Интервью с Ириной Григорьевной

   Интервьюер: Давайте, может быть, начнем вот с начала, еще с предвоенного времени. Расскажите, пожалуйста, вот о вашей семье, как вы жили перед войной…
   Информант: Перед войной мама с моим отцом разбежались, еще когда я[49] совсем маленькая была. Поэтому мы жили здесь, в Ленинграде, с дедушкой, с бабушкой и мама. Мама работала во Всесоюзном институте растениеводства, летом она уезжала на всякие сортоучастки и меня, девчонку, начиная с пяти лет вот, каждый год брала с собой. Поэтому я поездила очень хорошо еще в детстве. Ну потом была школа, потом… у меня очень дедушка был хороший, очень хороший, и бабушка тоже, дедушка… то есть была семья. Вот сейчас очень как-то знаете, у нас семьи распадаются, дети стараются жить отдельно и все это, а это была, в общем, семья. Если в шесть часов дедушка приходил с работы, все дома садились за стол. В шесть часов ставили самовар. (Улыбается.) Вот. Потом была школа. Очень хорошо, дружные мы были, потом началась война. Финскую войну я помню, никогда не забуду, была очень тоже холодная зима, и объявлено было, что не будет занятий, потому что морозы, и всех нас отпустили, мы на радостях весь день бегали по улице, несмотря на мороз. (Смеется.) Занятий нет, мы веселились. Ну, когда началась война, вот наш класс, который выше нас, значит, мы в девятый перешли, когда началась война, а они в десятый класс, он весь ушел в ополчение. И ни один человек не вернулся. Всех мы их знали, в общем, никого их не стало. У нас здесь… Ну что мы… мы в школу собирались все время, что-нибудь если надо, чего не надо, и потом через райком комсомола нам всякие задания давали. Началось с того, что нас отправляли на всякие земляные работы. Мы рыли танковые рвы под Ораниенбаумом. И один был очень такой даже немножечко комичный – рассказать? – случай.
   Интервьюер: Угу.
   Информант: Тихо было.
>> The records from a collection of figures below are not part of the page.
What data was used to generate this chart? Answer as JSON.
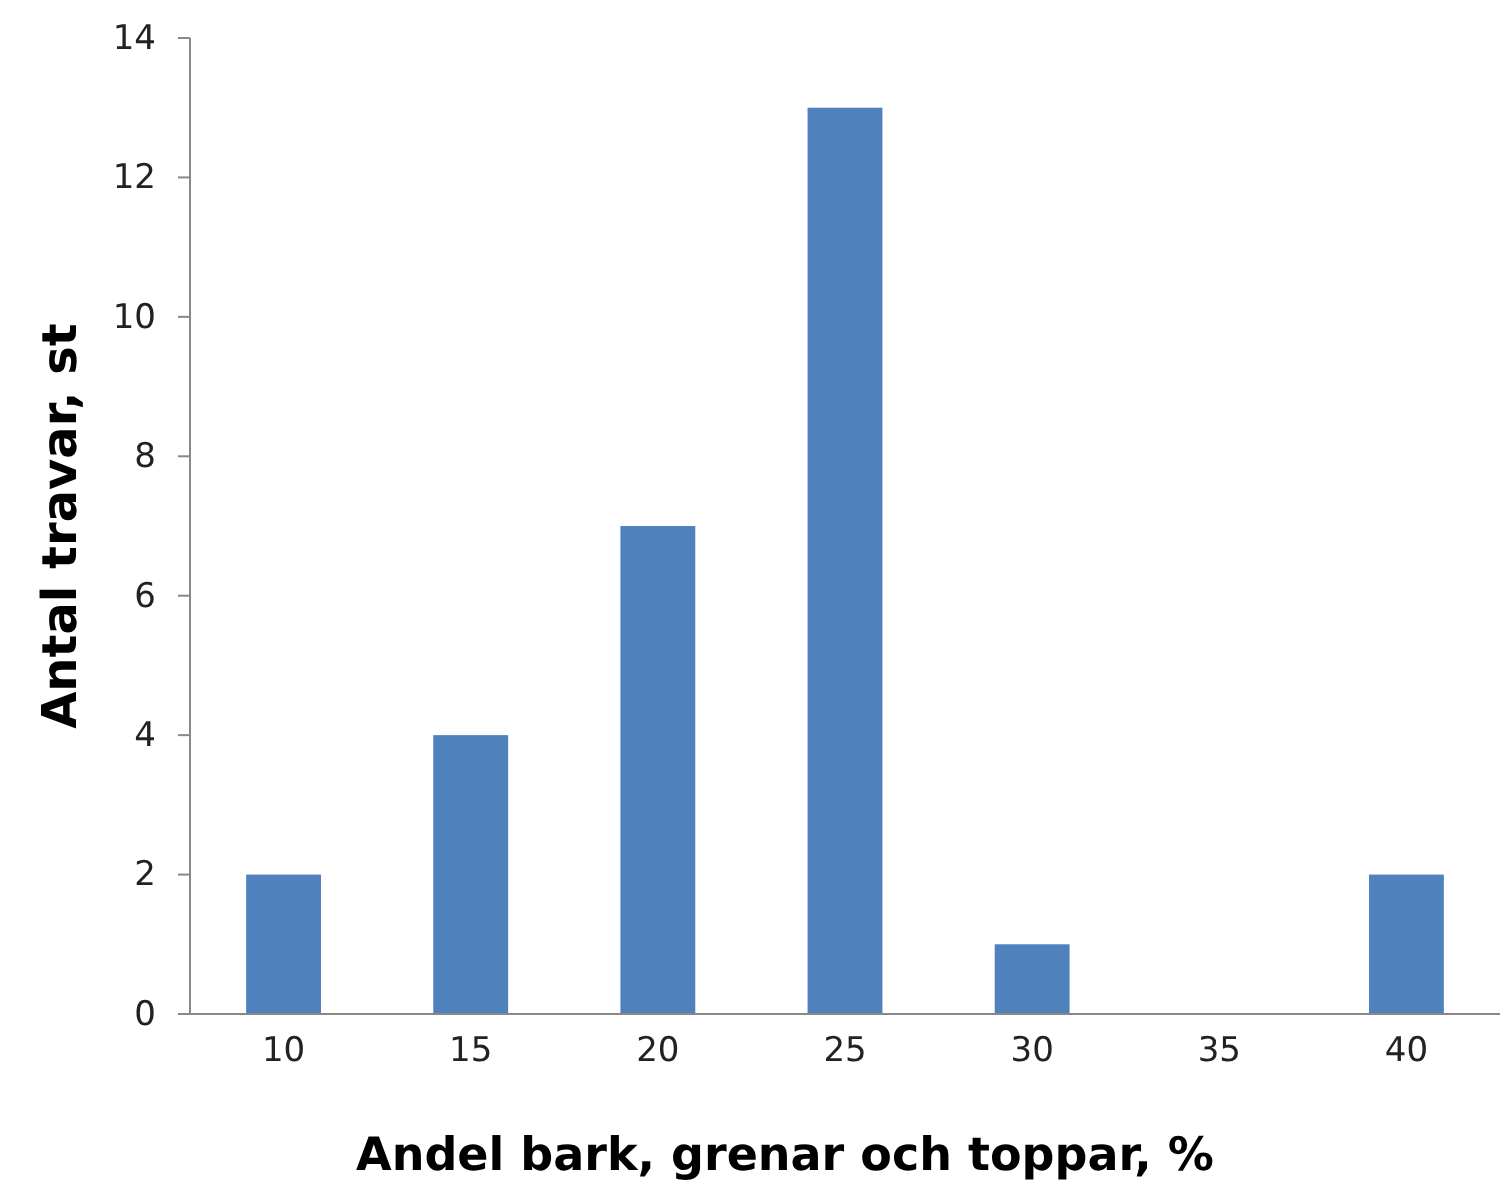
{
  "chart_data": {
    "type": "bar",
    "xlabel": "Andel bark, grenar och toppar, %",
    "ylabel": "Antal travar, st",
    "categories": [
      "10",
      "15",
      "20",
      "25",
      "30",
      "35",
      "40"
    ],
    "values": [
      2,
      4,
      7,
      13,
      1,
      0,
      2
    ],
    "color": "#4f81bd",
    "ylim": [
      0,
      14
    ],
    "yticks": [
      0,
      2,
      4,
      6,
      8,
      10,
      12,
      14
    ],
    "grid": false
  }
}
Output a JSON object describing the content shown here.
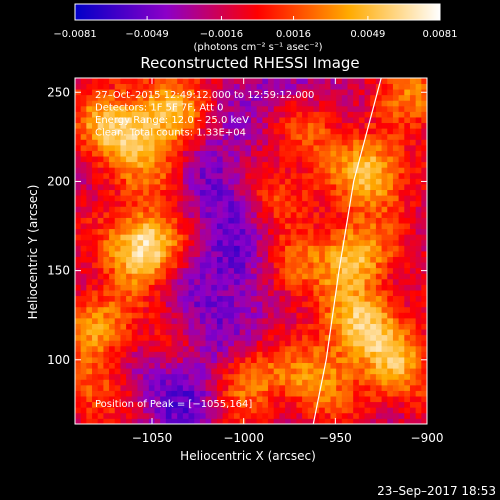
{
  "chart_data": {
    "type": "heatmap",
    "title": "Reconstructed RHESSI Image",
    "xlabel": "Heliocentric X (arcsec)",
    "ylabel": "Heliocentric Y (arcsec)",
    "xlim": [
      -1092,
      -900
    ],
    "ylim": [
      64,
      258
    ],
    "x_ticks": [
      -1050,
      -1000,
      -950,
      -900
    ],
    "x_tick_labels": [
      "−1050",
      "−1000",
      "−950",
      "−900"
    ],
    "y_ticks": [
      100,
      150,
      200,
      250
    ],
    "y_tick_labels": [
      "100",
      "150",
      "200",
      "250"
    ],
    "colorbar": {
      "ticks": [
        -0.0081,
        -0.0049,
        -0.0016,
        0.0016,
        0.0049,
        0.0081
      ],
      "tick_labels": [
        "−0.0081",
        "−0.0049",
        "−0.0016",
        "0.0016",
        "0.0049",
        "0.0081"
      ],
      "unit_label": "(photons cm⁻² s⁻¹ asec⁻²)",
      "range": [
        -0.0081,
        0.0081
      ],
      "colors": [
        "#0000c8",
        "#8c00c8",
        "#ff0000",
        "#ffaa00",
        "#ffffff"
      ]
    },
    "info_lines": [
      "27–Oct–2015 12:49:12.000 to 12:59:12.000",
      "Detectors: 1F 5F 7F, Att 0",
      "Energy Range: 12.0 – 25.0 keV",
      "Clean.  Total counts: 1.33E+04"
    ],
    "peak_label": "Position of Peak = [−1055,164]",
    "peak": [
      -1055,
      164
    ],
    "limb_curve": [
      [
        -962,
        64
      ],
      [
        -955,
        100
      ],
      [
        -948,
        150
      ],
      [
        -940,
        200
      ],
      [
        -925,
        258
      ]
    ],
    "limb_color": "#ffffff",
    "background_color": "#000000",
    "grid_cells": [
      62,
      62
    ],
    "hot_regions": [
      {
        "x": -1055,
        "y": 164,
        "peak": 1.0
      },
      {
        "x": -1070,
        "y": 230,
        "peak": 0.8
      },
      {
        "x": -1040,
        "y": 240,
        "peak": 0.6
      },
      {
        "x": -1080,
        "y": 120,
        "peak": 0.55
      },
      {
        "x": -1040,
        "y": 110,
        "peak": 0.5
      },
      {
        "x": -1000,
        "y": 90,
        "peak": 0.6
      },
      {
        "x": -1045,
        "y": 205,
        "peak": 0.45
      },
      {
        "x": -985,
        "y": 195,
        "peak": 0.5
      },
      {
        "x": -975,
        "y": 150,
        "peak": 0.55
      },
      {
        "x": -965,
        "y": 230,
        "peak": 0.5
      },
      {
        "x": -930,
        "y": 205,
        "peak": 0.75
      },
      {
        "x": -940,
        "y": 160,
        "peak": 0.7
      },
      {
        "x": -935,
        "y": 120,
        "peak": 0.8
      },
      {
        "x": -915,
        "y": 95,
        "peak": 0.55
      },
      {
        "x": -960,
        "y": 90,
        "peak": 0.55
      },
      {
        "x": -1080,
        "y": 80,
        "peak": 0.4
      },
      {
        "x": -905,
        "y": 250,
        "peak": 0.45
      }
    ],
    "cold_regions": [
      {
        "x": -1012,
        "y": 200,
        "depth": 0.9
      },
      {
        "x": -1000,
        "y": 150,
        "depth": 0.8
      },
      {
        "x": -1025,
        "y": 110,
        "depth": 0.8
      },
      {
        "x": -1040,
        "y": 80,
        "depth": 0.7
      },
      {
        "x": -975,
        "y": 250,
        "depth": 0.6
      }
    ]
  },
  "footer": {
    "timestamp": "23–Sep–2017 18:53"
  }
}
Как-то ни самолетов, ничего не было, и вдруг в один прекрасный день прилетает немецкий самолет. Видимо, разведчик. Низко так летит, видно, свастика видна, человека видно, там сидит. Мы, конечно, из этой ямы все наверх, кто ему кулаком грозит, кто фигу показывает, значит, все это, реагируем. И вдруг из этого, из… лесок такой небольшой стоял, оттуда, там как раз часть была, та, военная, для которой мы окопы-то и рыли, бежит офицер, расстегивает этот, кобуру, вытаскивает этот револьвер, кроет нас шестиэтажными всякими словами (смеется), грозит этим самым: щас же, говорит, вниз, трах-тибедох! Мы, конечно, все вниз попрыгали, с удивлением на него смотрим: что такое, почему вы нас так ругаете? Вы, говорит, такие-сякие, опять нас покрывает как следует. Неужели вы не соображаете, говорит. А если бы он вас полоснул, говорит, из автомата, вы бы, говорит, все бы, говорит, здесь лежали! А мы бы все в трибунал, говорит, пошли бы. Вот такой случай был у нас. (Смеется.) Вот. Ну потом началась здесь блокада, когда тоже вот на крышах сидели эти самые, зажигалки ловили. В общем, дружный у нас был такой класс, дружный. Мы и сейчас – правда, мало нас очень осталось, – но двадцать седьмого числа мы всегда собирались. Вот день снятия блокады, мы всегда собирались. И приезжали: кто в Москве – из Москвы приезжал, вот в Эстонию одна у нас попала, в Силамяэ она работала, – оттуда она приезжала, из… Кто в Америку уехал – звонили нам всегда. Ну в последние годы уже ни из Москвы, ни из Эстонии, уже никто не приезжал уже. Уже тяжело. И в этом году срывается наш сбор, потому что два человека больны: ну просто в такой холодрыге они, у одной не топится квартира – она заболела, а вторая, на улице что-то где-то такое долго ходила, она простудилась. Ну вот, мы… осталось… было нас много, а осталось нас всего пять человек. Вот из нашего класса, вот из нашей такой компании. Вот так.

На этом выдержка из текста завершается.